Yes, consumers pay corporate taxes, primarily in the form of higher prices for the products or services they buy. In my present business, this is crystal clear: Government imposes mandates and increases taxes on insurance companies. The predictable result is that premiums go up.
If your power company experiences a tax increase, your power bill will go up. If your grocery store of choice gets a tax increase, you’ll pay more for food. You get the idea. (For that matter, if corporations keep getting hit with higher taxes – not to mention ridiculous regulations from the EPA, threats from the NLRB, and demands from countless other governmental agencies – they just decide to pack up and move some operations overseas.)
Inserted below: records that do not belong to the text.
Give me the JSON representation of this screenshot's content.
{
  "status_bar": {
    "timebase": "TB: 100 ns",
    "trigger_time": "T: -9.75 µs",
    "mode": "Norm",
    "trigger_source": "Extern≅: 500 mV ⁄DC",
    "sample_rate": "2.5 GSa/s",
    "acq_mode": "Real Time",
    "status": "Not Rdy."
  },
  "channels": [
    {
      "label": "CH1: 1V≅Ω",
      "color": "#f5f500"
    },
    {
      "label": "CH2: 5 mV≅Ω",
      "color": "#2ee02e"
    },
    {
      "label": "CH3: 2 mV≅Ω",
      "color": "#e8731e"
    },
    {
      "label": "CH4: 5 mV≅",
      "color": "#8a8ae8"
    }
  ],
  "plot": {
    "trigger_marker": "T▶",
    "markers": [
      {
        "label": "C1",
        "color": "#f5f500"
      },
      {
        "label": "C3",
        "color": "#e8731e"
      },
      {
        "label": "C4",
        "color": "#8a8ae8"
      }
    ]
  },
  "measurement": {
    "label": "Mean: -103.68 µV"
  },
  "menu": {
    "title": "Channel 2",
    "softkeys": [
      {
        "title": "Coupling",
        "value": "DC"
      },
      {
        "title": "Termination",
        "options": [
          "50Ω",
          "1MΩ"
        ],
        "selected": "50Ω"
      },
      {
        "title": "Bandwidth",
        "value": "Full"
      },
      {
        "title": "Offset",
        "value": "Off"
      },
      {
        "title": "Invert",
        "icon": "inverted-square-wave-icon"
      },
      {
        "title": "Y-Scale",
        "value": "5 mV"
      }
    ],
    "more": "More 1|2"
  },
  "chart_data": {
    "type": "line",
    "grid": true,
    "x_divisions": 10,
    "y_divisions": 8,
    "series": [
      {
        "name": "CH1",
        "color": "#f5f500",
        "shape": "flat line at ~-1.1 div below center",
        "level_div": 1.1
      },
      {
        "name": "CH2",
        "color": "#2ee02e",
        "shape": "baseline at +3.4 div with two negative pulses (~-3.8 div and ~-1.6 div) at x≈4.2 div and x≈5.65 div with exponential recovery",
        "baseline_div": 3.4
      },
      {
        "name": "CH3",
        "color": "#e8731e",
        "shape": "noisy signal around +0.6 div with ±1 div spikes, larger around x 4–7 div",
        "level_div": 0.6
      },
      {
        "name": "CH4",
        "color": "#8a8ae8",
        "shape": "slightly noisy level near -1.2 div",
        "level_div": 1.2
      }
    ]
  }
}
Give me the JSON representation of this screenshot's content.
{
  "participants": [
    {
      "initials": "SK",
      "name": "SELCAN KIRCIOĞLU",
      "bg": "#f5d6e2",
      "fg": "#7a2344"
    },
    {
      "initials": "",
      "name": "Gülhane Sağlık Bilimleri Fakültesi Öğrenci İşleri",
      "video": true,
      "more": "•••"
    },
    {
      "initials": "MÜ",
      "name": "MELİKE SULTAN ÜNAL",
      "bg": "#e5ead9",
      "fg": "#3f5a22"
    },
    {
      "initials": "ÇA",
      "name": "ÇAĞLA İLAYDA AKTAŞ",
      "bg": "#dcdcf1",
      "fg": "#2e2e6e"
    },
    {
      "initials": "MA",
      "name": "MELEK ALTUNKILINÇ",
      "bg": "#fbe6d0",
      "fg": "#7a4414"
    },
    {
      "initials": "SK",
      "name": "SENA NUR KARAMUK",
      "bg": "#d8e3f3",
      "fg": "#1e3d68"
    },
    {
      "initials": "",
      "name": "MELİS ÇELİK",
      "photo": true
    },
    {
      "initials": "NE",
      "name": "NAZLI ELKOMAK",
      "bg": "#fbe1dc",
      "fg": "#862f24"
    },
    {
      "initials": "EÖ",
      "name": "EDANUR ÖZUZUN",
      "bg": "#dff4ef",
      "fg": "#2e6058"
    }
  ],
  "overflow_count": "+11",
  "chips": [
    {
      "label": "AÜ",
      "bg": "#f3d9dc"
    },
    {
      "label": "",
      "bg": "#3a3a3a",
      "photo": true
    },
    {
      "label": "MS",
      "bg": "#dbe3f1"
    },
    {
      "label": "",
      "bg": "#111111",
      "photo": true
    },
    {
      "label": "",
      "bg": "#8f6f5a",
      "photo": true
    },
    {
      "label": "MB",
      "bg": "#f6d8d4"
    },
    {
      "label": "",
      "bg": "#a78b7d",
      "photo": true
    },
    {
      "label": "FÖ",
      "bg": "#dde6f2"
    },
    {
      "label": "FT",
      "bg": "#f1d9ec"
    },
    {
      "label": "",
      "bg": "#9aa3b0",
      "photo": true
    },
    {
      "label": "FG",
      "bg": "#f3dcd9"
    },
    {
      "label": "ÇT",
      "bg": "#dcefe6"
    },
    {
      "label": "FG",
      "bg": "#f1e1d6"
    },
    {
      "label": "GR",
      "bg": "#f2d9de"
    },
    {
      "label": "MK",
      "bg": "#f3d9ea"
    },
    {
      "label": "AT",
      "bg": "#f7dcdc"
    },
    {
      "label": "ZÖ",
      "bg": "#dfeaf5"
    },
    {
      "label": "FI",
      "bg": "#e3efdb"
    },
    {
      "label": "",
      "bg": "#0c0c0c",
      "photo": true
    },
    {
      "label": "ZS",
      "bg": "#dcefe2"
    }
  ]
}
So I don’t have a problem with corporations getting tax breaks. I don’t have a problem with Amazon getting tax breaks to open a facility in South Carolina that will employ a bunch of people. I think we should all get tax breaks because when people have more money in their pockets, they tend to spend it, and that, friends, is the path to economic recovery.
When corporations have more money, they can hire more people or innovate. When people have more money, they put it into the economy. All of these things generate revenue (a view which stands in contrast to the standard media fare that tax increases = revenue increases).
Corporations are, after all, generally in business to make a profit. In the worldview of the liberal elite and the current administration, “profits” = “how much you screwed the consumer.” But in the real world, the profit is what motivates innovation, improvement, and giving a crap about the customer, among other things.
Consider the difference between a visit to the DMV and a visit to an Apple store. Put another way: Both the DMV and the Apple store exist to get your money — one does it by coercion and one by persuasion; one works by fiat and one by desire. You tell me which is better. Or consider the economies of the former Soviet Union and the Eastern European satellite states it dominated compared with those of the West.
Now, I don’t at all believe that corporations are innocent Pollyannas. There are plenty that are horrible (Monsanto comes to mind, as do various tobacco companies.) But all else being equal, I have more trust in the free markets of capitalism where consumers are ultimately empowered than I do economies dominated by governmental intervention.